What is alternative splicing?

A

→ Exons can be skipped or added so variations of proteins (isoforms) can be made from the same gene

46
Q

What targets mRNA for nuclear export?

A

→ TREX is bound to the cap

→ It is enhanced by the exon junction complex

47
Q

What are pseudogenes?

A

Genes that have been at least partially inactivated by loss or gain of sequence that disrupt their transcription or translation

48
Q

What is an example of a pseudogene?

A

→ glucocerebrosidase has an adjacent pseudogene

→ it differs in the coding region by one 55bp deletion

49
Q

How are pseudogenes copied from mRNA?

A

→ retrotransposition

50
Q

What proteins do not have introns in their mRNA?

A

histones

51
Q

What enzymes are involved in 5’ Cap?

A

→RNA 5’-triphosphatase
→Guanylyltransferase
→N7G-methyltransferase

52
Q

What are the 1st two activities carried out by in Capping?

A

a bifunctional capping enzyme (CE)

53
Q

What is the role of CPSF?

A

Cleavage and Polyadenylation Stimulating Factor) recognises the PAS (Polyadenylation signal) and acts on cleavage site at about 20bps

54
Q

What is the CSTF?

A

Cleavage Stimulating Factor) recognises GU-rich Downstream Elements (DSE) and helps recruit PAP

PAP (Poly-A polymerase) is recruited and adds multiple A bases after cleavage site

55
Q

What are other proteins required for Poly A?

A

CFIm (Cleavage Factor Im), CFIIm and Simplekin.

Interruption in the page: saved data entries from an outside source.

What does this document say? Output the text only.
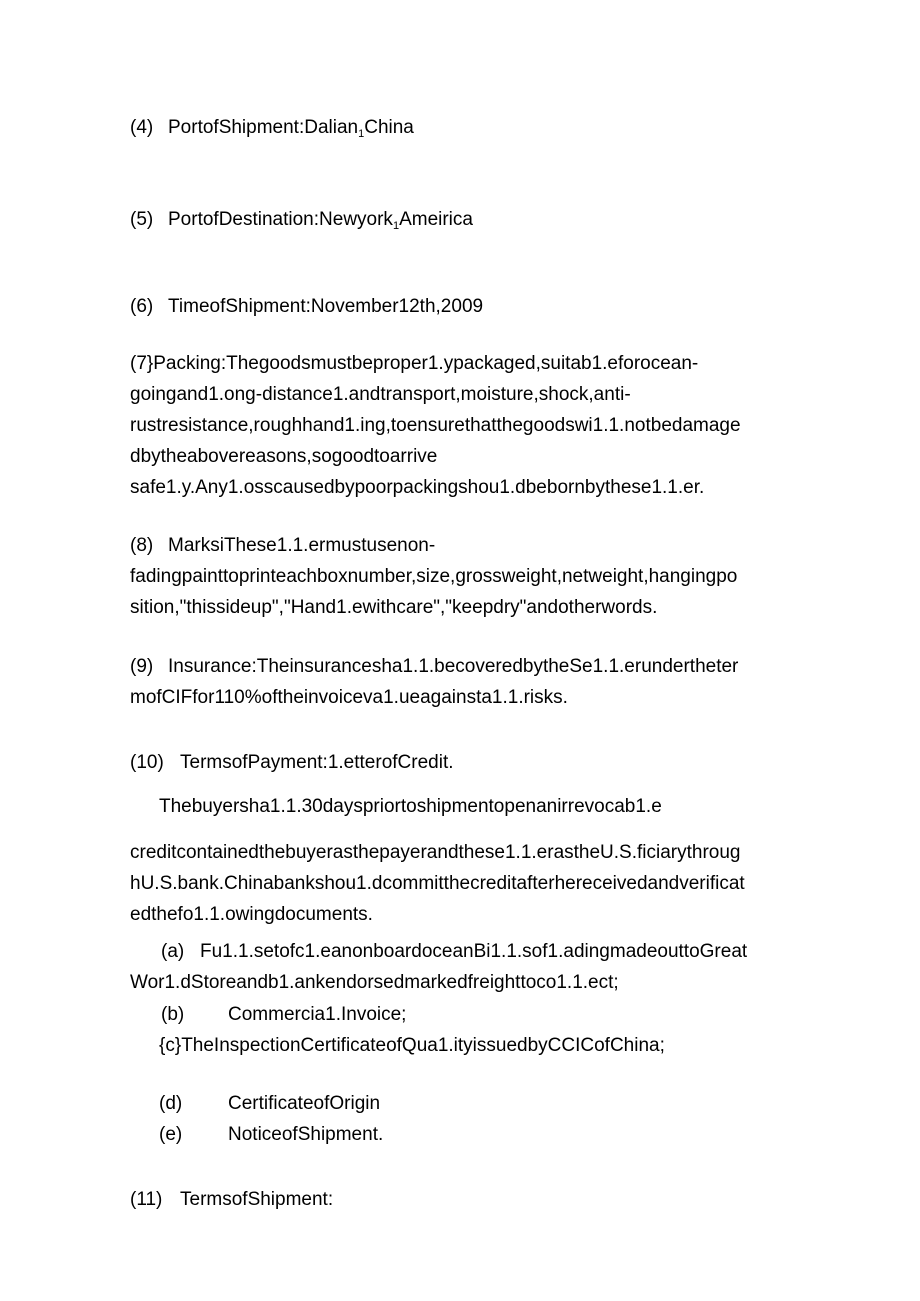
(4) PortofShipment:Dalian$_1$China
(5) PortofDestination:Newyork$_1$Ameirica
(6) TimeofShipment:November12th,2009
(7}Packing:Thegoodsmustbeproper1.ypackaged,suitab1.eforocean-
goingand1.ong-distance1.andtransport,moisture,shock,anti-
rustresistance,roughhand1.ing,toensurethatthegoodswi1.1.notbedamage
dbytheabovereasons,sogoodtoarrive
safe1.y.Any1.osscausedbypoorpackingshou1.dbebornbythese1.1.er.
(8) MarksiThese1.1.ermustusenon-
fadingpainttoprinteachboxnumber,size,grossweight,netweight,hangingpo
sition,"thissideup","Hand1.ewithcare","keepdry"andotherwords.
(9) Insurance:Theinsurancesha1.1.becoveredbytheSe1.1.erundertheter
mofCIFfor110%oftheinvoiceva1.ueagainsta1.1.risks.
(10) TermsofPayment:1.etterofCredit.
Thebuyersha1.1.30dayspriortoshipmentopenanirrevocab1.e
creditcontainedthebuyerasthepayerandthese1.1.erastheU.S.ficiarythroug
hU.S.bank.Chinabankshou1.dcommitthecreditafterhereceivedandverificat
edthefo1.1.owingdocuments.
(a) Fu1.1.setofc1.eanonboardoceanBi1.1.sof1.adingmadeouttoGreat
Wor1.dStoreandb1.ankendorsedmarkedfreighttoco1.1.ect;
(b) Commercia1.Invoice;
{c}TheInspectionCertificateofQua1.ityissuedbyCCICofChina;
(d) CertificateofOrigin
(e) NoticeofShipment.
(11) TermsofShipment:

They stabilise the process

56
Q

What can compartments be separated into?

A

→Compartment A – transcriptionally active with active histone modifications

→Compartment B – transcriptionally repressed with repressive histone modifications

57
Q

What are TADs?

A

→Individual compartments are made up of several non-interacting sub-compartments

→usually separated by the Transcriptional Repressor CTCF protein

58
Q

What is 3D transcriptional control involving CTCF?

A

bidirectionally along DNA extrudes the chromatin fiber and generates chromatin loops when it pauses at CTCF binding sites.